Consider the following example of an inherently updatable denormalized view:

create foreign table parent_table (pk_col integer primary key, name string) options (updatable true);

create foreign table child_table (pk_col integer primary key, name string, fk_col integer, foreign key (fk_col) references parent_table (pk_col)) options (updatable true);

create view denormalized options (updatable true) as select c.fk_col, c.name as child_name, p.name from parent_table as p, child_table as c where p.pk_col = c.fk_col;

A query such as insert into denormalized (fk_col, child_name) values (1, 'a') would succeed against this view, because it targets a single key-preserved table, child_table. However, insert into denormalized (name) values ('a') would fail, because it maps to a parent_table that can have multiple rows for each parent_table key. In other words, it is not key-preserved.

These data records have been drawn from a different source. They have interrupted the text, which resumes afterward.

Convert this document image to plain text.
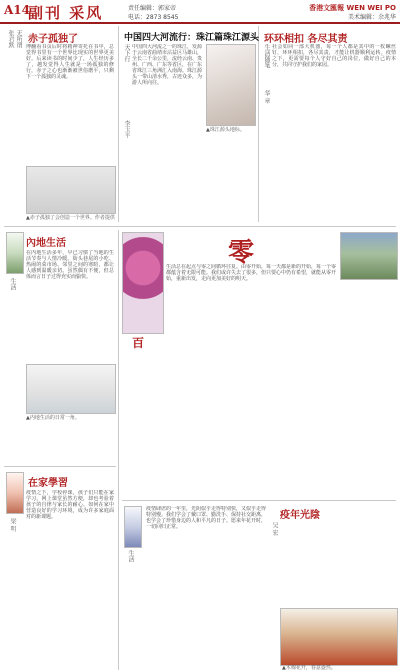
A14
副刊 采风	责任编辑：郭家帝
电话：2873 8545
香港文匯報 WEN WEI PO
美术编辑：余兆华
张君默 无所谓 赤子孤独了
博翻看书页后时将精神寄托在书中，总觉得书里有一个世界比现实的世界更美好。后来读书的时间少了，人生经历多了，越发觉得人生就是一场孤独的修行，赤子之心也渐渐被世俗磨平，只剩下一个孤独的灵魂。
▲赤子孤独了会创造一个世界。作者提供
中国四大河流行：珠江篇珠江源头
天下行 中国四大河流之一的珠江，发源于云南省曲靖市沾益区马雄山，全长二千余公里，流经云南、贵州、广西、广东等省区，在广东省珠江三角洲汇入南海。珠江源头一带山清水秀，古迹众多，为游人所向往。
▲珠江源头地标。
李玉平
环环相扣 各尽其责
生活随笔
华 章
社会如同一部大机器，每一个人都是其中的一枚螺丝钉，环环相扣，各尽其责，才能让机器顺利运转。疫情之下，更需要每个人守好自己的岗位，做好自己的本分，共同守护我们的家园。
百
零
生活总在起点与零之间循环往复。由零开始，每一天都是新的开始，每一个零都蕴含着无限可能。我们或许失去了很多，但只要心中仍有希望，就能从零开始，重新出发，走向更加美好的明天。
內地生活
生活
在内地生活多年，早已习惯了当地的生活节奏与人情冷暖。街头巷尾的小吃、热闹的菜市场、邻里之间的寒暄，都让人感到温暖亲切。虽然偶有不便，但总体而言日子过得充实而愉快。
▲内地生活的日常一角。
在家學習
梁 明
疫情之下，学校停课，孩子们只能在家学习。网上课堂虽然方便，却也考验着孩子的自律与家长的耐心。如何在家中营造良好的学习环境，成为许多家庭面对的新课题。
生活
疫情肆虐的一年里，光阴似乎走得特别快，又似乎走得特别慢。我们学会了戴口罩、勤洗手、保持社交距离，也学会了珍惜身边的人和平凡的日子。愿来年花开时，一切回归正常。
疫年光陰
吴 宏
▲木棉花开，春意盎然。
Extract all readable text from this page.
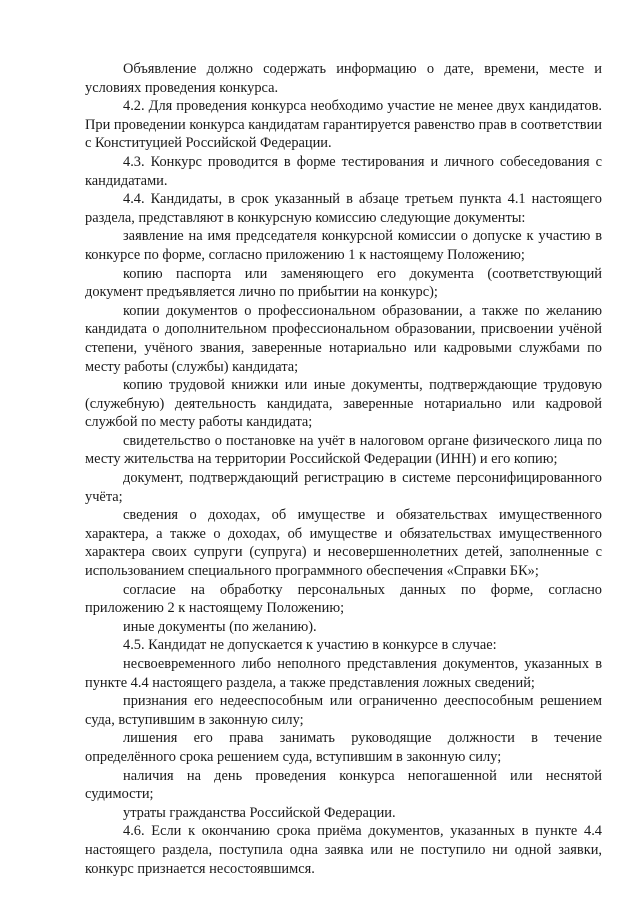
Объявление должно содержать информацию о дате, времени, месте и условиях проведения конкурса.

4.2. Для проведения конкурса необходимо участие не менее двух кандидатов. При проведении конкурса кандидатам гарантируется равенство прав в соответствии с Конституцией Российской Федерации.

4.3. Конкурс проводится в форме тестирования и личного собеседования с кандидатами.

4.4. Кандидаты, в срок указанный в абзаце третьем пункта 4.1 настоящего раздела, представляют в конкурсную комиссию следующие документы:

заявление на имя председателя конкурсной комиссии о допуске к участию в конкурсе по форме, согласно приложению 1 к настоящему Положению;

копию паспорта или заменяющего его документа (соответствующий документ предъявляется лично по прибытии на конкурс);

копии документов о профессиональном образовании, а также по желанию кандидата о дополнительном профессиональном образовании, присвоении учёной степени, учёного звания, заверенные нотариально или кадровыми службами по месту работы (службы) кандидата;

копию трудовой книжки или иные документы, подтверждающие трудовую (служебную) деятельность кандидата, заверенные нотариально или кадровой службой по месту работы кандидата;

свидетельство о постановке на учёт в налоговом органе физического лица по месту жительства на территории Российской Федерации (ИНН) и его копию;

документ, подтверждающий регистрацию в системе персонифицированного учёта;

сведения о доходах, об имуществе и обязательствах имущественного характера, а также о доходах, об имуществе и обязательствах имущественного характера своих супруги (супруга) и несовершеннолетних детей, заполненные с использованием специального программного обеспечения «Справки БК»;

согласие на обработку персональных данных по форме, согласно приложению 2 к настоящему Положению;

иные документы (по желанию).

4.5. Кандидат не допускается к участию в конкурсе в случае:

несвоевременного либо неполного представления документов, указанных в пункте 4.4 настоящего раздела, а также представления ложных сведений;

признания его недееспособным или ограниченно дееспособным решением суда, вступившим в законную силу;

лишения его права занимать руководящие должности в течение определённого срока решением суда, вступившим в законную силу;

наличия на день проведения конкурса непогашенной или неснятой судимости;

утраты гражданства Российской Федерации.

4.6. Если к окончанию срока приёма документов, указанных в пункте 4.4 настоящего раздела, поступила одна заявка или не поступило ни одной заявки, конкурс признается несостоявшимся.
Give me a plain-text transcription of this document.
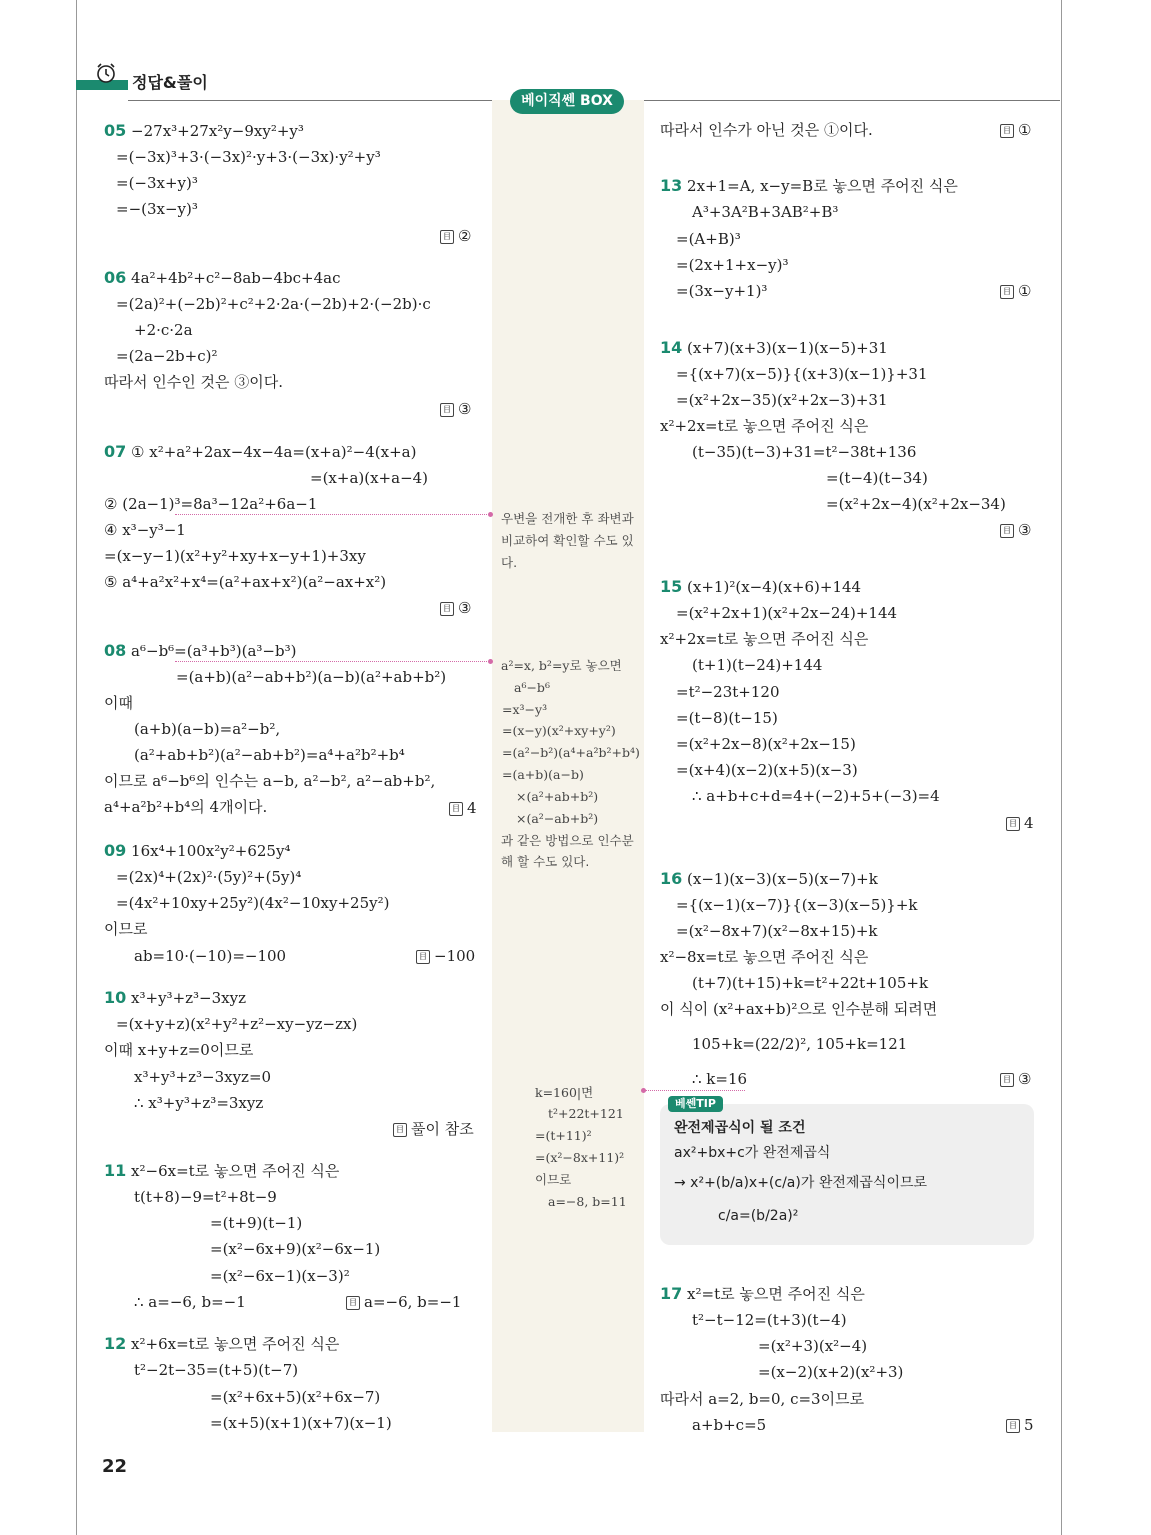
정답&풀이
베이직쎈 BOX
05 −27x³+27x²y−9xy²+y³
=(−3x)³+3·(−3x)²·y+3·(−3x)·y²+y³
=(−3x+y)³
=−(3x−y)³
06 4a²+4b²+c²−8ab−4bc+4ac
=(2a)²+(−2b)²+c²+2·2a·(−2b)+2·(−2b)·c
+2·c·2a
=(2a−2b+c)²
따라서 인수인 것은 ③이다.
07 ① x²+a²+2ax−4x−4a=(x+a)²−4(x+a)
=(x+a)(x+a−4)
② (2a−1)³=8a³−12a²+6a−1
④ x³−y³−1
=(x−y−1)(x²+y²+xy+x−y+1)+3xy
⑤ a⁴+a²x²+x⁴=(a²+ax+x²)(a²−ax+x²)
08 a⁶−b⁶=(a³+b³)(a³−b³)
=(a+b)(a²−ab+b²)(a−b)(a²+ab+b²)
이때
(a+b)(a−b)=a²−b²,
(a²+ab+b²)(a²−ab+b²)=a⁴+a²b²+b⁴
이므로 a⁶−b⁶의 인수는 a−b, a²−b², a²−ab+b²,
a⁴+a²b²+b⁴의 4개이다.
09 16x⁴+100x²y²+625y⁴
=(2x)⁴+(2x)²·(5y)²+(5y)⁴
=(4x²+10xy+25y²)(4x²−10xy+25y²)
이므로
ab=10·(−10)=−100
10 x³+y³+z³−3xyz
=(x+y+z)(x²+y²+z²−xy−yz−zx)
이때 x+y+z=0이므로
x³+y³+z³−3xyz=0
∴ x³+y³+z³=3xyz
11 x²−6x=t로 놓으면 주어진 식은
t(t+8)−9=t²+8t−9
=(t+9)(t−1)
=(x²−6x+9)(x²−6x−1)
=(x²−6x−1)(x−3)²
∴ a=−6, b=−1
12 x²+6x=t로 놓으면 주어진 식은
t²−2t−35=(t+5)(t−7)
=(x²+6x+5)(x²+6x−7)
=(x+5)(x+1)(x+7)(x−1)
따라서 인수가 아닌 것은 ①이다.
13 2x+1=A, x−y=B로 놓으면 주어진 식은
A³+3A²B+3AB²+B³
=(A+B)³
=(2x+1+x−y)³
=(3x−y+1)³
14 (x+7)(x+3)(x−1)(x−5)+31
={(x+7)(x−5)}{(x+3)(x−1)}+31
=(x²+2x−35)(x²+2x−3)+31
x²+2x=t로 놓으면 주어진 식은
(t−35)(t−3)+31=t²−38t+136
=(t−4)(t−34)
=(x²+2x−4)(x²+2x−34)
15 (x+1)²(x−4)(x+6)+144
=(x²+2x+1)(x²+2x−24)+144
x²+2x=t로 놓으면 주어진 식은
(t+1)(t−24)+144
=t²−23t+120
=(t−8)(t−15)
=(x²+2x−8)(x²+2x−15)
=(x+4)(x−2)(x+5)(x−3)
∴ a+b+c+d=4+(−2)+5+(−3)=4
16 (x−1)(x−3)(x−5)(x−7)+k
={(x−1)(x−7)}{(x−3)(x−5)}+k
=(x²−8x+7)(x²−8x+15)+k
x²−8x=t로 놓으면 주어진 식은
(t+7)(t+15)+k=t²+22t+105+k
이 식이 (x²+ax+b)²으로 인수분해 되려면
105+k=(22/2)², 105+k=121
∴ k=16
17 x²=t로 놓으면 주어진 식은
t²−t−12=(t+3)(t−4)
=(x²+3)(x²−4)
=(x−2)(x+2)(x²+3)
따라서 a=2, b=0, c=3이므로
a+b+c=5
目 ②
目 ③
目 ③
目 4
目 −100
目 풀이 참조
目 a=−6, b=−1
目 ①
目 ①
目 ③
目 4
目 ③
目 5
우변을 전개한 후 좌변과
비교하여 확인할 수도 있
다.
a²=x, b²=y로 놓으면
a⁶−b⁶
=x³−y³
=(x−y)(x²+xy+y²)
=(a²−b²)(a⁴+a²b²+b⁴)
=(a+b)(a−b)
×(a²+ab+b²)
×(a²−ab+b²)
과 같은 방법으로 인수분
해 할 수도 있다.
k=160|면
t²+22t+121
=(t+11)²
=(x²−8x+11)²
이므로
a=−8, b=11
베쎈TIP
완전제곱식이 될 조건
ax²+bx+c가 완전제곱식
→ x²+(b/a)x+(c/a)가 완전제곱식이므로
c/a=(b/2a)²
22
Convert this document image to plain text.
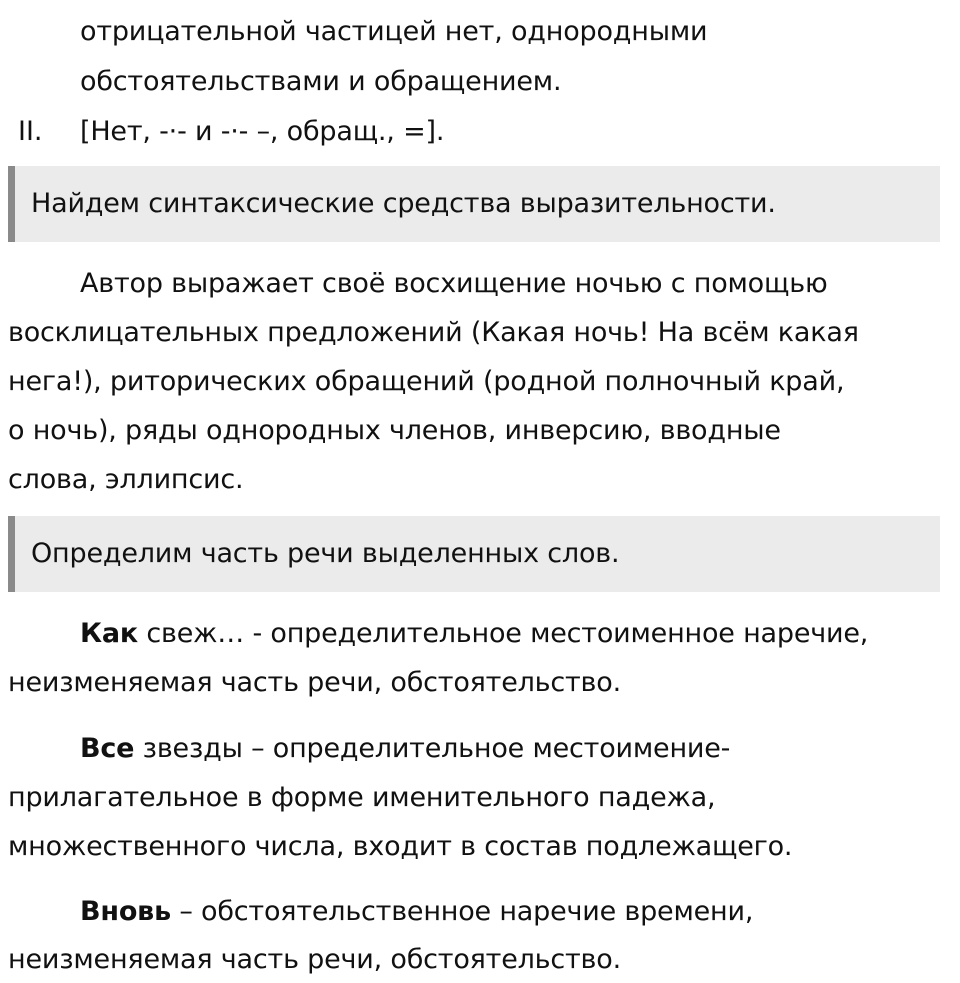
отрицательной частицей нет, однородными
обстоятельствами и обращением.
II. [Нет, -·- и -·- –, обращ., =].
Найдем синтаксические средства выразительности.
Автор выражает своё восхищение ночью с помощью
восклицательных предложений (Какая ночь! На всём какая
нега!), риторических обращений (родной полночный край,
о ночь), ряды однородных членов, инверсию, вводные
слова, эллипсис.
Определим часть речи выделенных слов.
Как свеж… - определительное местоименное наречие,
неизменяемая часть речи, обстоятельство.
Все звезды – определительное местоимение-
прилагательное в форме именительного падежа,
множественного числа, входит в состав подлежащего.
Вновь – обстоятельственное наречие времени,
неизменяемая часть речи, обстоятельство.
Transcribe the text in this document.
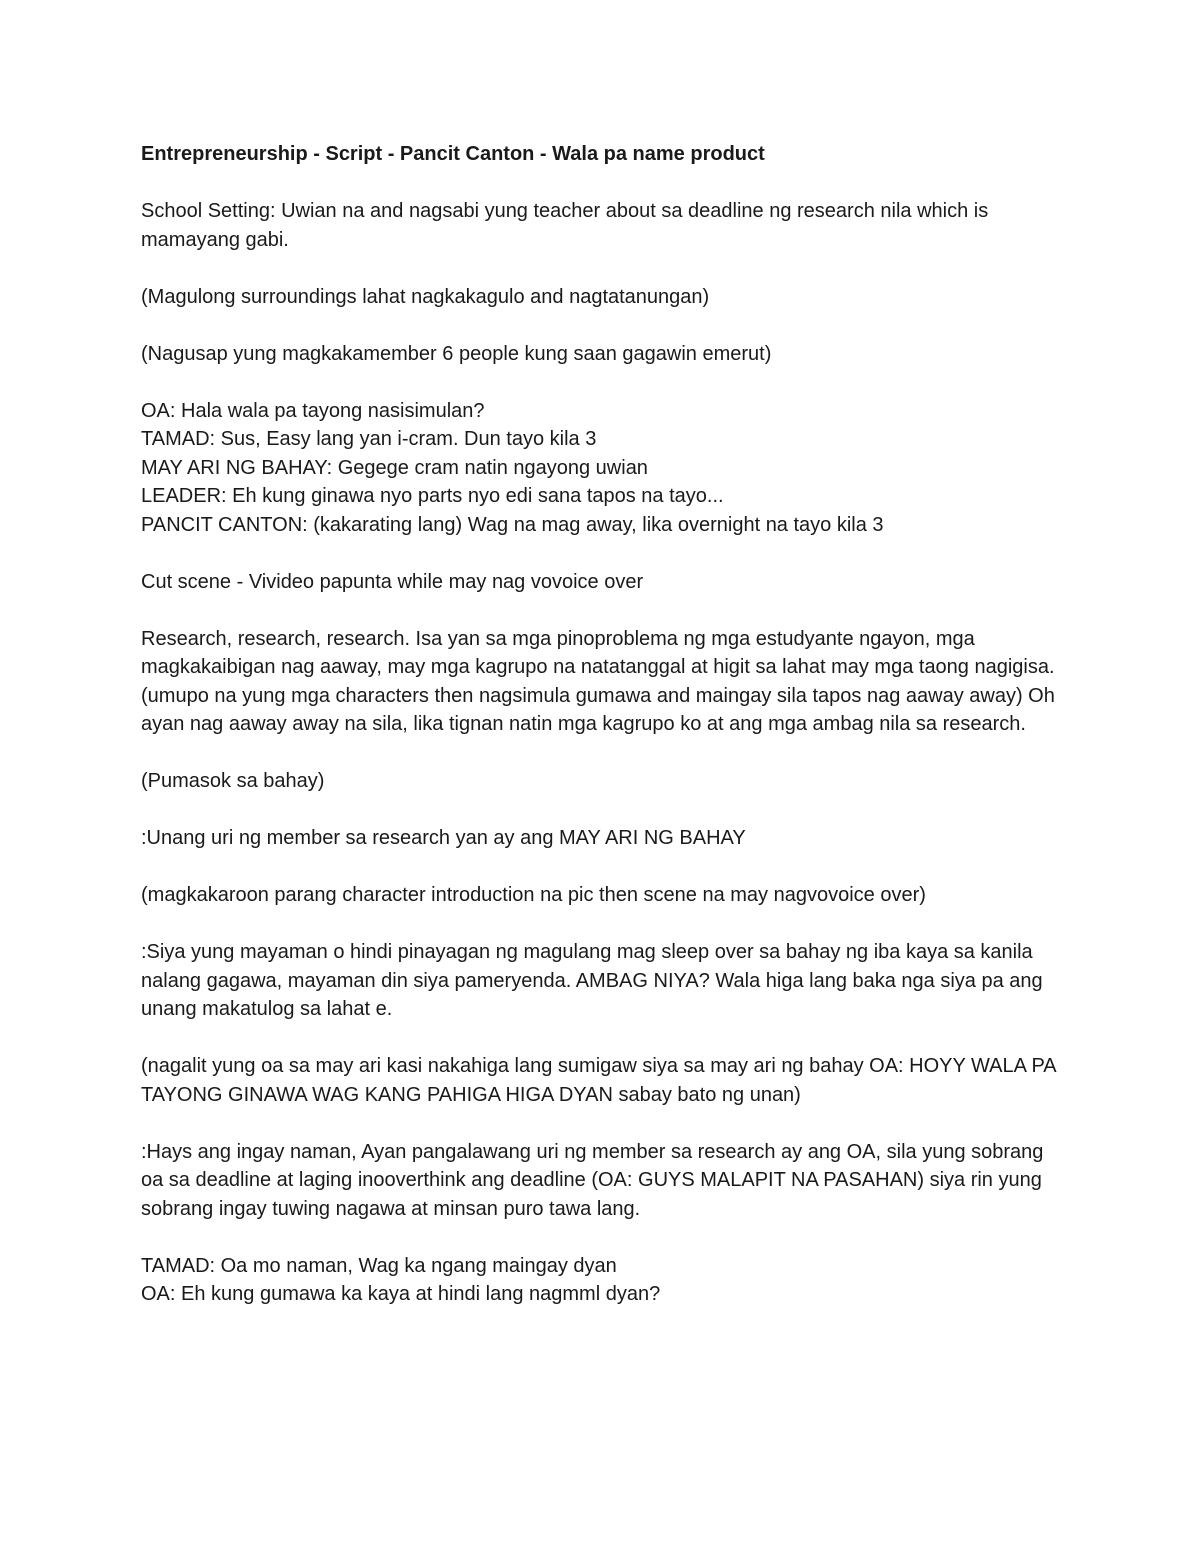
Entrepreneurship - Script - Pancit Canton - Wala pa name product
School Setting: Uwian na and nagsabi yung teacher about sa deadline ng research nila which is mamayang gabi.
(Magulong surroundings lahat nagkakagulo and nagtatanungan)
(Nagusap yung magkakamember 6 people kung saan gagawin emerut)
OA: Hala wala pa tayong nasisimulan?
TAMAD: Sus, Easy lang yan i-cram. Dun tayo kila 3
MAY ARI NG BAHAY: Gegege cram natin ngayong uwian
LEADER: Eh kung ginawa nyo parts nyo edi sana tapos na tayo...
PANCIT CANTON: (kakarating lang) Wag na mag away, lika overnight na tayo kila 3
Cut scene - Vivideo papunta while may nag vovoice over
Research, research, research. Isa yan sa mga pinoproblema ng mga estudyante ngayon, mga magkakaibigan nag aaway, may mga kagrupo na natatanggal at higit sa lahat may mga taong nagigisa. (umupo na yung mga characters then nagsimula gumawa and maingay sila tapos nag aaway away) Oh ayan nag aaway away na sila, lika tignan natin mga kagrupo ko at ang mga ambag nila sa research.
(Pumasok sa bahay)
:Unang uri ng member sa research yan ay ang MAY ARI NG BAHAY
(magkakaroon parang character introduction na pic then scene na may nagvovoice over)
:Siya yung mayaman o hindi pinayagan ng magulang mag sleep over sa bahay ng iba kaya sa kanila nalang gagawa, mayaman din siya pameryenda. AMBAG NIYA? Wala higa lang baka nga siya pa ang unang makatulog sa lahat e.
(nagalit yung oa sa may ari kasi nakahiga lang sumigaw siya sa may ari ng bahay OA: HOYY WALA PA TAYONG GINAWA WAG KANG PAHIGA HIGA DYAN sabay bato ng unan)
:Hays ang ingay naman, Ayan pangalawang uri ng member sa research ay ang OA, sila yung sobrang oa sa deadline at laging inooverthink ang deadline (OA: GUYS MALAPIT NA PASAHAN) siya rin yung sobrang ingay tuwing nagawa at minsan puro tawa lang.
TAMAD: Oa mo naman, Wag ka ngang maingay dyan
OA: Eh kung gumawa ka kaya at hindi lang nagmml dyan?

Also, an INSERT against parent_table alone might not be visible to the view, because there might be no child entities associated either.

Not all scenarios will work. Referencing the preceding example, an insert into denormalized (pk_col, child_name) values (1, 'a') with a view that is defined using the p.pk_col will fail, because the logic doesn’t yet consider the equivalency of the key values.

5.1. Key-preserved tables

A key-preserved table has a primary or unique key that remains unique when it is projected into the result of the query. Note that it is not actually required for a view to reference the key columns in the SELECT clause. The query engine can detect a key-preserved table by analyzing the join structure. The engine will ensure that a join of a key-preserved table must be against one of its foreign keys.